How confident are you with the March '24 release date?


Speaking with other devs over the years, it seems that despite the benefits, crowdfunding can have serious drawbacks, especially around design or timeline alterations that players typically wouldn’t be privy to. Is there anything you'd change with your approach were you to crowdfund future projects?

Honestly, I don’t know if my approach to game development is compatible with crowdfunding.

Hatch Tales
Image: Atooi

Petadachi is another announced project that looked intriguing — what's the status there?

Yes, I love, love, love Petadachi and I'm very much looking forward to resuming the development of that title soon. It is on hold for now, but we plan to dive back into that delightful universe again in the near future.

You’ve previously mentioned the possibility of revisiting Dementium II and also creating a brand new third entry. Are these still possibilities or, perhaps, in the pipeline?

Nothing planned at this time, but yes.

Are there any recent horror games that you’ve enjoyed and could inform your approach to a potential new title?

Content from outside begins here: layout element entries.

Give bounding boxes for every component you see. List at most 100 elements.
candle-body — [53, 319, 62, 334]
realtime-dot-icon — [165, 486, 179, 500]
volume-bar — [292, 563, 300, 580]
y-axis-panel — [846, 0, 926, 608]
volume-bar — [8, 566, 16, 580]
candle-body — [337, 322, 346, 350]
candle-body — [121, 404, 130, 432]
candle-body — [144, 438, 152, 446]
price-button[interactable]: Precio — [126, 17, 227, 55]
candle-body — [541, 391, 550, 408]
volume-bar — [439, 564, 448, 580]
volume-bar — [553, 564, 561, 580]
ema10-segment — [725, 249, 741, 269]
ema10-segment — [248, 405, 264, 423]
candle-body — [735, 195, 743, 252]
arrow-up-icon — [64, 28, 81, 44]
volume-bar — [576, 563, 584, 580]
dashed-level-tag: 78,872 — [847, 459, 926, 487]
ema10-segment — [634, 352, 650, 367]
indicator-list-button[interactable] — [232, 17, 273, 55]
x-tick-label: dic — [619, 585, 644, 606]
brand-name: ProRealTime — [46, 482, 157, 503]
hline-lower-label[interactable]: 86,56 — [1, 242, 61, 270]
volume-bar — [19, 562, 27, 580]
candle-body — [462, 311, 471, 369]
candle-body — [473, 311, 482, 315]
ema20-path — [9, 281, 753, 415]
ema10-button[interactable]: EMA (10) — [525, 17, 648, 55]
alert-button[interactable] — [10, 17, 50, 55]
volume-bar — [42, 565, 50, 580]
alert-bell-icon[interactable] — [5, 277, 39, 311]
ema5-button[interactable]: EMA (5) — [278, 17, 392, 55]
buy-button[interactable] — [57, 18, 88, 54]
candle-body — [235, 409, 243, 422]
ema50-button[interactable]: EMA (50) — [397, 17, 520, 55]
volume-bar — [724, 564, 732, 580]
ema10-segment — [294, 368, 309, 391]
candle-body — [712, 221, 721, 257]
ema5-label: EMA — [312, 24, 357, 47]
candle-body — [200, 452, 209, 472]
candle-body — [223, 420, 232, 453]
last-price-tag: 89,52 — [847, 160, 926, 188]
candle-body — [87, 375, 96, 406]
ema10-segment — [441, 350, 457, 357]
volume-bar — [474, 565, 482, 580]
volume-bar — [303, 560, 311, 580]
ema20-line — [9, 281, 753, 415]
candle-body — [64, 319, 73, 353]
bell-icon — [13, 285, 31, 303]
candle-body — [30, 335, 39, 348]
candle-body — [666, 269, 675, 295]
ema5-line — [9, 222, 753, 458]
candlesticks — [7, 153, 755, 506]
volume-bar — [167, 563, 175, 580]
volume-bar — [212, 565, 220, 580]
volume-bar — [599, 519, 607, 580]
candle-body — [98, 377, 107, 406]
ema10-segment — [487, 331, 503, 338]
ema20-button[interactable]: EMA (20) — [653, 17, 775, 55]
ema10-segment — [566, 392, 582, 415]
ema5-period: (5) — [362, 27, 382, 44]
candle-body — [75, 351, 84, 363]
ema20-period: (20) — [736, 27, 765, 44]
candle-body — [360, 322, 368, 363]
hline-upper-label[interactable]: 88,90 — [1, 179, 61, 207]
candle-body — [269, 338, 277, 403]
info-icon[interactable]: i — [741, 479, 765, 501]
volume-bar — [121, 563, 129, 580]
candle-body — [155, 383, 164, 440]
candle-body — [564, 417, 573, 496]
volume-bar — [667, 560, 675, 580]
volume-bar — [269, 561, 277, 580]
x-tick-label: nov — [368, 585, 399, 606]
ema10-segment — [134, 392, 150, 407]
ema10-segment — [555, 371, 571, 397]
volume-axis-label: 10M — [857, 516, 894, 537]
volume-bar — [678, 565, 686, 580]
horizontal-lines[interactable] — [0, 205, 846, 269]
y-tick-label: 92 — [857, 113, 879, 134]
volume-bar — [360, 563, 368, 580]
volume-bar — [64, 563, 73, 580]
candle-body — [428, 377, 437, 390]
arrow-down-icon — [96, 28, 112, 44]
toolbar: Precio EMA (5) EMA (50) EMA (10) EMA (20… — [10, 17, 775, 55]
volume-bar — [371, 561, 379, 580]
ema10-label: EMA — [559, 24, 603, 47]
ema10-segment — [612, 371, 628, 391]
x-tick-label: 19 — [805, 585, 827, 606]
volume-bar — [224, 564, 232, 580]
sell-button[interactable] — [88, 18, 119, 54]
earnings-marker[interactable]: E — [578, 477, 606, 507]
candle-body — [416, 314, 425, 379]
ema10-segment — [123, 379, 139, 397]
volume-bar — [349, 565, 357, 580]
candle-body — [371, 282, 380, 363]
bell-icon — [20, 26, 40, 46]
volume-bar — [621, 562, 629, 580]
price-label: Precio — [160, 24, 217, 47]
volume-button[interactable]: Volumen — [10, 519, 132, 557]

The most recent horror title I played that stood out to me was The Mortuary Assistant. A very clever game. I have a few ideas for a new Dementium game that I have been kicking around for a while that I think will present a pretty fresh experience. Hopefully, we’ll have an opportunity to experiment with that in the future.

What do you make of the recent resurgence of DS games on Switch with titles like The World Ends With You and Ghost Trick? Have you found it challenging moving Dementium over to a single-screen format?

I think it’s fantastic. Great games should live on for new players to enjoy. It did take a lot of work to adapt the two-screen nature of Dementium: The Ward over to a single-screen experience, but it was well worth it.

We noticed your horror movie watch list on Twitter for 2023 and there are some true gems in there - are there any particular horror films that have influenced your work?

Our main inspirations for Dementium were Silent Hill, Resident Evil, and Doom. In regards to movies, modern classics like Scream really drove home the formula in a very creative and enjoyable way. The opening scene of Scream, where the “credible threat” is established definitely influenced my design for Dementium and the initial sighting of the Cleaver in the first corridor.

This interview has been lightly edited for clarity.

Thanks to Jools for taking the time to answer our questions. Dementium: The Ward launches on the Switch eShop on October 12th, 2023, while Hatch Tales will launch on March 28th, 2024.